What about our friends and family who are hurting? Certainly it’s appropriate for us to want them not to hurt, right? We love them and we hate to see them suffering from anything.
But in the world of those grieving a deep loss, how can this desire to eliminate their pain backfire?
In one sense, it goes back to what we just discussed. What is God doing in your loved one’s life through their pain? Do you want to short-circuit that lesson? Or should you trust God to walk them through it and teach them through it?
The other tendency is to try to move our grieving friend through their pain at our pace. News flash – we are not in charge of that journey! But how often do we want to hurry them along because their pain makes us uncomfortable?

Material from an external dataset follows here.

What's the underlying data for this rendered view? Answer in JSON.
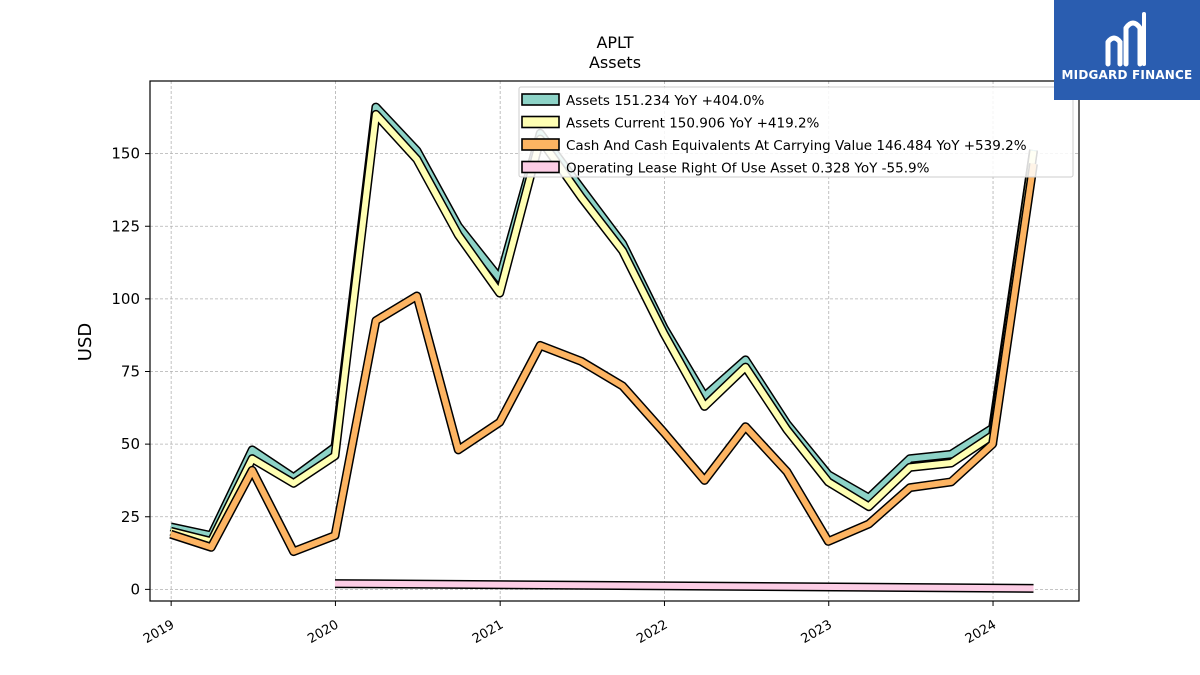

Those of us who have grieved, and are still grieving a deep loss, know how important it is to process that loss at our own pace so that it doesn’t get stuffed down only to pop up somewhere down the road, usually in an unhealthy manner.
How can we recognize if we’ve inadvertently slipped into this “Don’t Worry, Be Happy” mode?
- We freely use “well, at least…” statements which downplay the heartache and subtly tell your hurting friend that they really shouldn’t feel that bad.
- We expect them to move on.
- Sometimes we blatantly tell them, “Don’t you think [their loved one] would want you to move on? Or “I think it’s time you stopped being so sad.”
- Other times, we covertly and probably unintentionally send that message by never talking about what their life has become now that their loved one has passed.
- We are obviously uncomfortable with any public displays of grieving or tears. Message received – don’t bring your pain into my world.
I could add more, but I think you get the point.
In those scenarios, when our main goal is to eliminate any and all pain at the expense of missing out on the lessons and character-building from God, we have, indeed, made comfort an idol.
We’ve all been there. It’s not irreversible. Ask God to give you a heart that wants to grow through your own pain.
And a heart that wants to walk alongside that hurting friend for however long it takes. Ultimately, that will bring infinitely more comfort to their lives than rushing them through their trial.
For I consider that the sufferings of this present time
are not worth comparing with the glory that is to be revealed to us.